- From: Brad Kemper <brad.kemper@gmail.com>
- Date: Thu, 8 Jul 2010 17:47:42 -0700
- To: "Tab Atkins Jr." <jackalmage@gmail.com>
- Cc: Boris Zbarsky <bzbarsky@mit.edu>, "Eric A. Meyer" <eric@meyerweb.com>, Christoph Päper <christoph.paeper@crissov.de>, www-stylelist <www-style@w3.org>
On Jul 8, 2010, at 5:20 PM, "Tab Atkins Jr." <jackalmage@gmail.com> wrote: > On Thu, Jul 8, 2010 at 5:09 PM, Brad Kemper <brad.kemper@gmail.com> wrote: >> On Jul 8, 2010, at 4:22 PM, Boris Zbarsky <bzbarsky@MIT.EDU> wrote: >> >>> On 7/8/10 4:16 PM, Brad Kemper wrote: >>>> It seems to assume that every time I include '-moz-something' I will also include 'something'' in anticipation of it's standardization >>> >>> No, it just assumes that CSS is optional styling, and that people who use experimental properties know what they're doing... (e.g. not using them in ways where lack of support for the experimental property "breaks" their page). >> >> So if it suddenly makes the page look much worse but doesn't break it, you don't see anything wrong with that policy? > > If they were depending on a prefixed property, they're doing something > wrong in the first place. (I say that, but I totally use prefixed > properties on live sites.

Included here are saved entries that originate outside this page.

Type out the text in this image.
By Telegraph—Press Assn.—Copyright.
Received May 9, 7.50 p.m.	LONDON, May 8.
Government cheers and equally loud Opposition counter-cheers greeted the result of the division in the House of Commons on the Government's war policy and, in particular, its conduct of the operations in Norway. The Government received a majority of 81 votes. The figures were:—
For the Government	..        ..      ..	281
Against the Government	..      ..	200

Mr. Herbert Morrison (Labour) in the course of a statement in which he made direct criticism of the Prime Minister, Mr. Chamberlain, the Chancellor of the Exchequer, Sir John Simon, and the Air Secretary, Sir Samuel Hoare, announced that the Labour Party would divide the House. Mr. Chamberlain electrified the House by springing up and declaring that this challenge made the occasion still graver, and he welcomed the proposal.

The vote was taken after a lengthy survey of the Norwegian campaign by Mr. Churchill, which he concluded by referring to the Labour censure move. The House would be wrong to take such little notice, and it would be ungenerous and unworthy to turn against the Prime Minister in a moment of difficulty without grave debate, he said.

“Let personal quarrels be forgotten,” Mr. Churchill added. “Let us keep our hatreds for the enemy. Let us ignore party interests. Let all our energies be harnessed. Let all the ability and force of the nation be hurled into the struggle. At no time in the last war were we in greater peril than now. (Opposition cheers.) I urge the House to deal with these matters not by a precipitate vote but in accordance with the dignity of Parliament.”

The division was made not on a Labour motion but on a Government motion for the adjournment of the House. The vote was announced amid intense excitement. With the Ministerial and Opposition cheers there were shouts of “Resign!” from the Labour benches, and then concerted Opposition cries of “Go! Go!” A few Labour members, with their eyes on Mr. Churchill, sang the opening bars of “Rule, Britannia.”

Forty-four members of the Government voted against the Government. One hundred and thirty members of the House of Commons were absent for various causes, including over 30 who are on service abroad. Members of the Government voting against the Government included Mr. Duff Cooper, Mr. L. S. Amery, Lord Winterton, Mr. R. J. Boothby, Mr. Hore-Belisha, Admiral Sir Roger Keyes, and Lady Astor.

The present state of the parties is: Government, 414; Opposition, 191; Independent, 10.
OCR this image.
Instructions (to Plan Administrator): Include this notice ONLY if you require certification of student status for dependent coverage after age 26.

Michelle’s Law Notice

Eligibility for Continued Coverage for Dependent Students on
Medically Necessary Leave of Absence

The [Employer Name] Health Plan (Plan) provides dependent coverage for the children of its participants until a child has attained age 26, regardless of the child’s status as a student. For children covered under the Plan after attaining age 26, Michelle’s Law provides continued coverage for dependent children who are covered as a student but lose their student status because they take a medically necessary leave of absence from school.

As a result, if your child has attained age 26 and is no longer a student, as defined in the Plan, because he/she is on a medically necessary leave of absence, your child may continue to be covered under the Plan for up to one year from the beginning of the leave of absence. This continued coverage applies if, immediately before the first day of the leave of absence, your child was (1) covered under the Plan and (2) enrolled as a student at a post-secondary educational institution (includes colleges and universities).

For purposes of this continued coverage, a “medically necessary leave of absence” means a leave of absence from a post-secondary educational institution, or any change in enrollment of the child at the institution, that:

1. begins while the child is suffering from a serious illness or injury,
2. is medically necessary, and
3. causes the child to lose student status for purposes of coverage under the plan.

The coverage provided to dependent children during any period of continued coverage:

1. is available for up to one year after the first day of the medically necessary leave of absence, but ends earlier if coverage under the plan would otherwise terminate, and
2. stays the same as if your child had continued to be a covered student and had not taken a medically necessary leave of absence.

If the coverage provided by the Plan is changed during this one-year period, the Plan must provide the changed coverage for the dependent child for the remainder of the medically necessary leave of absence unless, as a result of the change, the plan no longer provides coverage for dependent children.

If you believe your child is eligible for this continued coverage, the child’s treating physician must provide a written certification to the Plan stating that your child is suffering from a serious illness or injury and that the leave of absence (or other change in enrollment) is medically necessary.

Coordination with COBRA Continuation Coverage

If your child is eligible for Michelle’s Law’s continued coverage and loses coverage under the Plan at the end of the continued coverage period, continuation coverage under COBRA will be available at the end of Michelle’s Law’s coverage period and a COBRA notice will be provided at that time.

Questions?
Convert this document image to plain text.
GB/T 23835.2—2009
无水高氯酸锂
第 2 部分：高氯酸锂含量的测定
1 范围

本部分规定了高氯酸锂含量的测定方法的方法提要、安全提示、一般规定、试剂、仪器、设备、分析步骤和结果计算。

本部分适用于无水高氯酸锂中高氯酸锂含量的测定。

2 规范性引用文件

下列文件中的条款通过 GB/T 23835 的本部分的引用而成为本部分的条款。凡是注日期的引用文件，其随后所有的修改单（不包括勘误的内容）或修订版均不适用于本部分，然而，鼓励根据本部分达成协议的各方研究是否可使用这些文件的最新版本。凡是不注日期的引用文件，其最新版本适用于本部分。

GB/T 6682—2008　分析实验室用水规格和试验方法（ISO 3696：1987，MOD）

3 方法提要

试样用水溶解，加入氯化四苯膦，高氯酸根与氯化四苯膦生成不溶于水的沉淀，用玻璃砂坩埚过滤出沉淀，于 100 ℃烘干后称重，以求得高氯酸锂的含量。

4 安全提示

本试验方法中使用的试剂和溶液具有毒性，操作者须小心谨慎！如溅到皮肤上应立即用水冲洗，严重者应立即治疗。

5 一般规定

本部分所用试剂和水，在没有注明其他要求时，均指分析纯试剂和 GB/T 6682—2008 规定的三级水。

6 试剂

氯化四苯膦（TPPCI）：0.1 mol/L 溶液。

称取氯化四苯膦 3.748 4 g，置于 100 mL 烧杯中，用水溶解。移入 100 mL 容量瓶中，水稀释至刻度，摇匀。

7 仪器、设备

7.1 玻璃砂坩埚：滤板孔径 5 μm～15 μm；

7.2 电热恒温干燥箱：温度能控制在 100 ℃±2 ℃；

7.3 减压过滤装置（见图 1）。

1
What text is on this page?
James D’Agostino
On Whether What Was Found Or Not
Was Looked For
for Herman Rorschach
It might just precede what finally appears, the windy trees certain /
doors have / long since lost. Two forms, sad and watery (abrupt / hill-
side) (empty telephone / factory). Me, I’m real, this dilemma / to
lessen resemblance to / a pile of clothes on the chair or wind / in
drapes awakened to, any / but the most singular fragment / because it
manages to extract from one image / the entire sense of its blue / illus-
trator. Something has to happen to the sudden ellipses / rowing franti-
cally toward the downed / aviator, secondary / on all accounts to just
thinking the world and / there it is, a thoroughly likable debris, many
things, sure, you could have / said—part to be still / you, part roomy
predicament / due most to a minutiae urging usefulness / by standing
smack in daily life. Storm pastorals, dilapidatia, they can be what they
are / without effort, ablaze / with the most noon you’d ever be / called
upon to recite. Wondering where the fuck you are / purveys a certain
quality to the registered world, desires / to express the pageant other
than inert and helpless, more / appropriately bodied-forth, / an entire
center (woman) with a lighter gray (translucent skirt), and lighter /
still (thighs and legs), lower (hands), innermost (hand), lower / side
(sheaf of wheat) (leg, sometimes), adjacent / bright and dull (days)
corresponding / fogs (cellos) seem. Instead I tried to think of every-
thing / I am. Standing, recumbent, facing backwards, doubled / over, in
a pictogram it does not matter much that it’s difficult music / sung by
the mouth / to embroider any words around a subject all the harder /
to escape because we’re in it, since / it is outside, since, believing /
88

I just keep up with my sites and update > when necessary.) Are you saying that you are doing something wrong because you are using prefixed properties on your live sites (even if they've been around forever, like 'box-shadow' and 'border-radius')? Or that others are doing something wrong if they are not able to respond to the changes as quickly as you? I'm just saying that a period of overlap would be beneficial to authors, and apparently not that detrimental to UAs (such as Safari or IE).